Poland’s six-month-long assault on the institutional power of right-wing conservatives affiliated with the Law and Justice (PiS) party is stepping up a gear as PM Donald Tusk prepares legal task forces to go after more of his political opponents on corruption charges.
The arrest of a Polish priest, Father Michał Olszewski, this week on the grounds of allegedly pocketing funds from a PiS-adjacent slush fund has added fuel to the fire. The cleric’s lawyer says that the charges are spurious and entirely politically motivated.
In a speech defending Father Olszewski, PiS’ Jarosław Kaczyński warned that the Tusk administration is in the process of attempting to “liquidate the Polish state” and hand over control of Poland to a cabal of European—particularly German-led—liberals.
A decision to scrap plans for a €46 billion mega airport on the outskirts of Warsaw earlier this year is often cited by PiS as evidence Poland is coming under Berlin’s sphere of influence. The airport—a flagship programme of PiS—would have been one of the world’s largest, serving up to 100 million passengers a year.

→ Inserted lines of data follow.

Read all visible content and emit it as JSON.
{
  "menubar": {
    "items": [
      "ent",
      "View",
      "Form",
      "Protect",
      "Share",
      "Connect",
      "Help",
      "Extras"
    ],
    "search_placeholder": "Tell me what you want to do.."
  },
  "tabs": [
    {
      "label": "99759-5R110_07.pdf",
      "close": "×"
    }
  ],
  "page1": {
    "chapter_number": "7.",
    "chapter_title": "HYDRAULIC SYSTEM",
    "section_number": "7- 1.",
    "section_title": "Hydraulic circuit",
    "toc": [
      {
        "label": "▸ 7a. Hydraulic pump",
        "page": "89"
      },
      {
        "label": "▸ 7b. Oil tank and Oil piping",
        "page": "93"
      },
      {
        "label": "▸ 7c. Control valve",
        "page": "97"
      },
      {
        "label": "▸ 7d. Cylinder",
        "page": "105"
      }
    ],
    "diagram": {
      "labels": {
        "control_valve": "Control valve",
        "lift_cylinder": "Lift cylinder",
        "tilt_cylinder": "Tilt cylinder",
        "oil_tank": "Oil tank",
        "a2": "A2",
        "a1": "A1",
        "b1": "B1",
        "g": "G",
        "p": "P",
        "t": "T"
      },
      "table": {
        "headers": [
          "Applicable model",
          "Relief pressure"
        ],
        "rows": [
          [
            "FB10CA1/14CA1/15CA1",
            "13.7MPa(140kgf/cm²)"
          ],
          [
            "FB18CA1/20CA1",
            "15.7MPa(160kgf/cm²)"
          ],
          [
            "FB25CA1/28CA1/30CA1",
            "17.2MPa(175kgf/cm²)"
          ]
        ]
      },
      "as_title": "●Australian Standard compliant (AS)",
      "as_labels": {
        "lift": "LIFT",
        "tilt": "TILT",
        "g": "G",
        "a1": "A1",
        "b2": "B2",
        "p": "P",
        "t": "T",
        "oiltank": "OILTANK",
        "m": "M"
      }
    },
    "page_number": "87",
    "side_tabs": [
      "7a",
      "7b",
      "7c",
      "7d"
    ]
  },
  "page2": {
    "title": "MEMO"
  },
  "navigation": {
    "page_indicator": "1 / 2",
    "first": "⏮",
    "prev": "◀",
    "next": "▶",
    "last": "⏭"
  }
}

The European Union remains silent, again, as Tusk and his progressive coalition government lead an unrelenting purge on bastions of PiS power and patronage in Poland, even going so far as to jail opposition MPs. They’ve sent police to crack down on the TVP state media network, as well as removed right-wing members of the judiciary from the bench. The new government is benefiting from the €137 billion cash injection of previously frozen EU funds after merely promising to clear up alleged rule-of-law issues.

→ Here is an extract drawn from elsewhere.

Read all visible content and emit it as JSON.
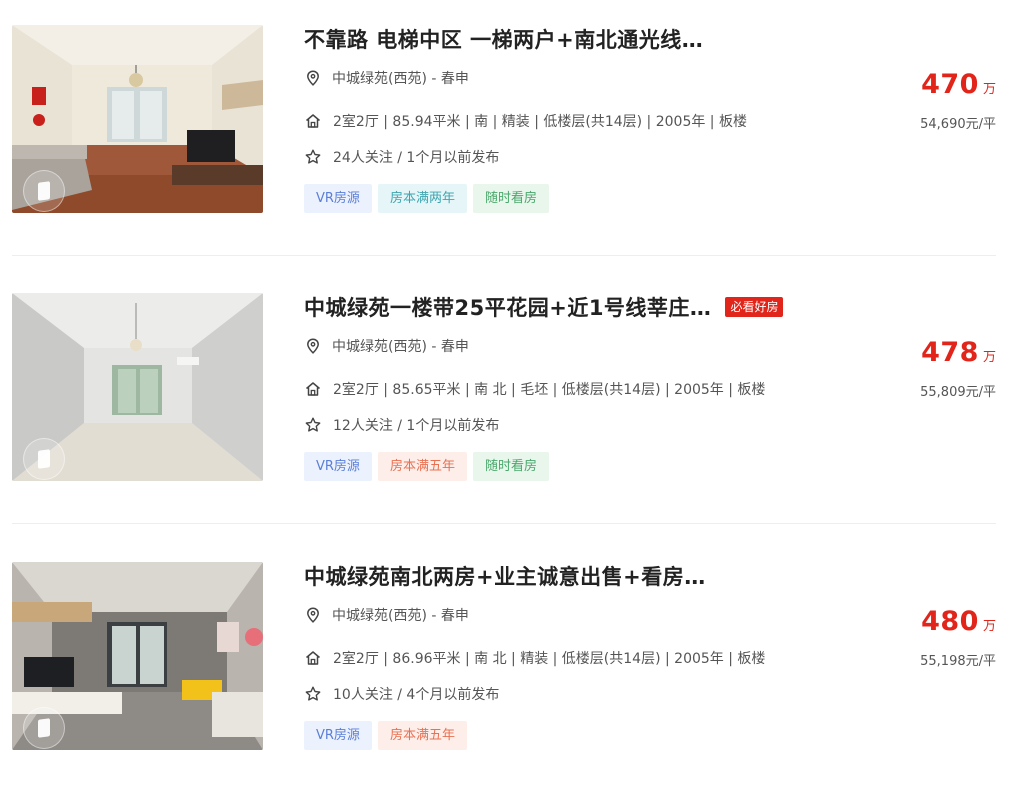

Authorities have also raided the offices of Poland’s judge-appointing body, KRS, ostensibly looking for documents suggesting political control of the courts, a major bone of contention between the European Commission and the former conservative administration.
So great has been the professional and legal harassment against judges in Poland that one judge even attempted to claim asylum in the neighboring autocracy of Belarus for fear of persecution.
This cycle of repression looks only to worsen in the coming months as Poland prepares for presidential elections in May of next year, with Tusk adamant about preventing a political comeback for the under-fire PiS party. With his Civic Coalition Party, Tusk aims to consolidate power around the progressive mayor of Warsaw, Rafał Trzaskowski—a known advocate of LGBT rights.
Poland’s conservative President Andrzej Duda has been a thorn in Tusk’s side amid the ongoing purge by frustrating the new liberal-dominated Parliament (Sejm) to legislate for abortion with his presidential veto.
Given this, the loss of the presidency could be highly damaging to conservatives in Poland, as the Tusk government plans to accelerate plans to liberalize abortion, legalize gay marriage, and even impose hate speech laws on the country (amid a sharp uptick in mass migration).
The position of the Polish president is an office confirmed in a two-round system of voting.